Category: Auto Fraud

October 10, 2017 Posted By Daniel Schlanger

Update Re Recent Case Filings: Identity Theft, Auto Fraud, …

Proud to report that our work on behalf of victims of identity theft and auto fraud continue.

  • For information regarding our most recent identity theft filing (regarding a debt collector who sued our client for rental arrears after being informed that the “debt” was the result of identity theft), click here.
  • For information about our most recent undisclosed accident damage case, click here.

September 24, 2017 Posted By Daniel Schlanger

Kakalec & Schlanger, LLP Files Fair Credit Reporting Act Cases Against Consumer Reporting Agencies, Banks, And Auto Dealership In Connection With Identity Theft Scam

Kakalec & Schlanger, LLP recently filed suit against Equifax Information Services, Inc., Experian Information Solutions, Inc., American Honda Finance Corporation, Bank of America, First National Bank of Omaha, Municipal Credit Union, Valley National Bank, Manhattan Jeep Chrysler Dodge, Inc. and others in connection with a series of auto financing related identity thefts.   The suits are brought on behalf of  two New York consumers – a police officer and a retired detective – who allege that they suffered damage to their credit when credit bureaus, auto finance companies and auto dealerships were notified that the consumers’ identities had been stolen and their signatures forged on dozens of auto finance agreements and failed to respond properly.  The suits, Regan v. Equifax Information Services, Inc., et al. (17-cv-06166) and Tracey III v. Equifax Information Services, Inc., et al. (17-cv-06157), allege claims under the Fair Credit Reporting Act and state law, and are currently pending in U.S. District Court for the Southern District of New York.

These two related cases are examples of the firm’s recent advocacy on behalf of victims of identity theft.

Posted By Daniel Schlanger

Kakalec & Schlanger, LLP Files Suit Against Lee’s Motors, Inc. And Toyota Motor Credit Corporation Alleging Auto Fraud

Kakalec & Schlanger, LLP recently filed suit in U.S. District Court, Eastern District of New York against Lee’s Motors, Inc. and Toyota Motor Credit Corporation on behalf of two individual consumers, a father and son.  The suit, brought under the Truth in Lending Act, the New York Motor Vehicle Retail Instalment Sales Act, and New York General Business Law, alleges that the auto dealership incorrectly listed the son as borrower on the father’s loan documentation, failed to provide required loan disclosures, and refused to fix the loan documentation despite repeated requests, causing each of the plaintiff’s real harm.

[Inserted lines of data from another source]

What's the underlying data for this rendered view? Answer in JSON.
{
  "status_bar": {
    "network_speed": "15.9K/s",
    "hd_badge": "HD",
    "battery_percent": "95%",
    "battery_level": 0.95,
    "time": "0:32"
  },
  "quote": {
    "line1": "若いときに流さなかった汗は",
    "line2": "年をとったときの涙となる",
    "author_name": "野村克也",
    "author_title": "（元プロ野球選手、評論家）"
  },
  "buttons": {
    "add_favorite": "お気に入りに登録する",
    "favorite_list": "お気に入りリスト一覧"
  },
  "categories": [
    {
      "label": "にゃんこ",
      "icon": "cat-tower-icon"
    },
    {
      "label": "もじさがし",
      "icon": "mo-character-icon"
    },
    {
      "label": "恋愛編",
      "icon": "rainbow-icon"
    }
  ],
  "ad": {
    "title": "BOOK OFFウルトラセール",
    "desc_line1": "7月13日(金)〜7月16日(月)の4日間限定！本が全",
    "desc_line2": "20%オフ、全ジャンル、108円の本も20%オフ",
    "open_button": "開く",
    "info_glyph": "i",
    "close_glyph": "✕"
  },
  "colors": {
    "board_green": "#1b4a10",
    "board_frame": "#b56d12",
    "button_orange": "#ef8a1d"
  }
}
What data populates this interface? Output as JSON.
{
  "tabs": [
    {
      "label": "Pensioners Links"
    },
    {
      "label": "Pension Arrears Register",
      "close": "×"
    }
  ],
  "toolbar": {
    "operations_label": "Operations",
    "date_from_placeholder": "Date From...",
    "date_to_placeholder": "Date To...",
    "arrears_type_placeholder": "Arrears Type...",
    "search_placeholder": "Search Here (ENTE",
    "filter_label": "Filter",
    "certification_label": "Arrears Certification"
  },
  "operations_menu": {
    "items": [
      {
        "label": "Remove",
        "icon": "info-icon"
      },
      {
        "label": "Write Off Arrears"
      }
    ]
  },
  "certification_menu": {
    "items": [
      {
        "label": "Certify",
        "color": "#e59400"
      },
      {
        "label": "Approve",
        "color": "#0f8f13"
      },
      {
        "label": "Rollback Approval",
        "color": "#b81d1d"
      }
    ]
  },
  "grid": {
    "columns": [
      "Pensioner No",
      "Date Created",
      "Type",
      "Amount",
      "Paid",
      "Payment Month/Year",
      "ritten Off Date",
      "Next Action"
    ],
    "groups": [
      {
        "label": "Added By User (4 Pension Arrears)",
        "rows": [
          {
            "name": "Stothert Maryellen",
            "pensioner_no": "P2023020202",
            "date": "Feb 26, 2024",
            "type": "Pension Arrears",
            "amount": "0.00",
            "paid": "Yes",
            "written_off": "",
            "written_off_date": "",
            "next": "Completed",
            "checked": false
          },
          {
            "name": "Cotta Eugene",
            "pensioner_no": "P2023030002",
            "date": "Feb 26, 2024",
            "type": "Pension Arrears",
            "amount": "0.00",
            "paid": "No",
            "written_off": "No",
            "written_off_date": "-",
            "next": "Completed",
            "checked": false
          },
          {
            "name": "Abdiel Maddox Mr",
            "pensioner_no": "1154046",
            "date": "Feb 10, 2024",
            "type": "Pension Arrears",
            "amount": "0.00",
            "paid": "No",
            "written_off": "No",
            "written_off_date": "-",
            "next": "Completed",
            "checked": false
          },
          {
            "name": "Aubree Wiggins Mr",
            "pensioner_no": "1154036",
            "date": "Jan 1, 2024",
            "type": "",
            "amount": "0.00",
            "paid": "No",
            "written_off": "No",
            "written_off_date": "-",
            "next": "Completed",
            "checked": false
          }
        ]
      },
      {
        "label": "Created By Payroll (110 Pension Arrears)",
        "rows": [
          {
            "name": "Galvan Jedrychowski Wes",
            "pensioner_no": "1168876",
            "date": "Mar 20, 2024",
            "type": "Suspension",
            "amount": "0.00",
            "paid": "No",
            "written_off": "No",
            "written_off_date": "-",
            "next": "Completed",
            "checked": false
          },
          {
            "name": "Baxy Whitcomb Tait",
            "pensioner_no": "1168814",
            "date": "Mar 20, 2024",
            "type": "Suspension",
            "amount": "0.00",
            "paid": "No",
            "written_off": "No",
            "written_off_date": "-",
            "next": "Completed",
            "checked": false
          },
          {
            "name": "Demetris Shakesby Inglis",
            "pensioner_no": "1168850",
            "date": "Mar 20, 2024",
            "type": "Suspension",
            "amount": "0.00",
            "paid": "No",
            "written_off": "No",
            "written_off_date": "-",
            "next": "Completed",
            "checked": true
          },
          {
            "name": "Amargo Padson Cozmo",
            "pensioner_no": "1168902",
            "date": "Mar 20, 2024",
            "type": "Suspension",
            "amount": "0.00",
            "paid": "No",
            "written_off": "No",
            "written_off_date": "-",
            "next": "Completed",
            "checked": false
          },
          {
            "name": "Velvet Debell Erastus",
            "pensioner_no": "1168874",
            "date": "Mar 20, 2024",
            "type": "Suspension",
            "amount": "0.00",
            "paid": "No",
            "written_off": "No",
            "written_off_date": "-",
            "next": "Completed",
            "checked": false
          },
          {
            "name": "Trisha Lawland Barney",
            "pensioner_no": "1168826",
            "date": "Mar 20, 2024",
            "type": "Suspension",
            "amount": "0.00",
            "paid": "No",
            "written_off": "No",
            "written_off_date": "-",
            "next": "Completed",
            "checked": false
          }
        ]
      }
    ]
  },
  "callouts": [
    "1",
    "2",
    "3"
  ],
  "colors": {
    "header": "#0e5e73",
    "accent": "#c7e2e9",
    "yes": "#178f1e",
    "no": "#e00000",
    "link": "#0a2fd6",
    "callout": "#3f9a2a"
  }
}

The suit, Islam, et al. v. Lee’s Motors, Inc., et al., 1:17-cv-03955, is pending in U.S. District Court, E.D.N.Y., and is one of several our firm has or is in the process of filing that relate to the practice of having consumers provide “digital signatures” which are then affixed to documents that are not properly disclosed to the consumer.

March 15, 2017 Posted By Daniel Schlanger

Kakalec & Schlanger, LLP Files Suit Against Carsbuck, Inc. and Westlake Financial Services, Deceptive Auto Financing Practices

Kakalec & Schlanger, LLP recently filed suit in U.S. District Court, Eastern District of New York, against auto dealer Carsbuck, Inc. and Westlake Financial Services on behalf of consumer Carlos Guerrero-Roa.  The suit, brought under the Truth In Lending Act, the Equal Credit Opportunity Act, New York’s Motor Vehicle Retail Installment Sales Act and New York’s deceptive practices and usury statutes, alleges that the dealership refused to accept cash for the vehicle and then engaged in a variety of misconduct in order to inflate the price of the vehicle and the cost of financing.  The lawsuit addresses the increasingly frequent dealership practice of having consumers provide their signature via use of a digital “pad”, and alleges that despite instructing the consumer to provide his signature in this manner, the dealership failed to provide the consumer with the relevant loan documents, including statutorily required disclosures regarding the cost of borrowing.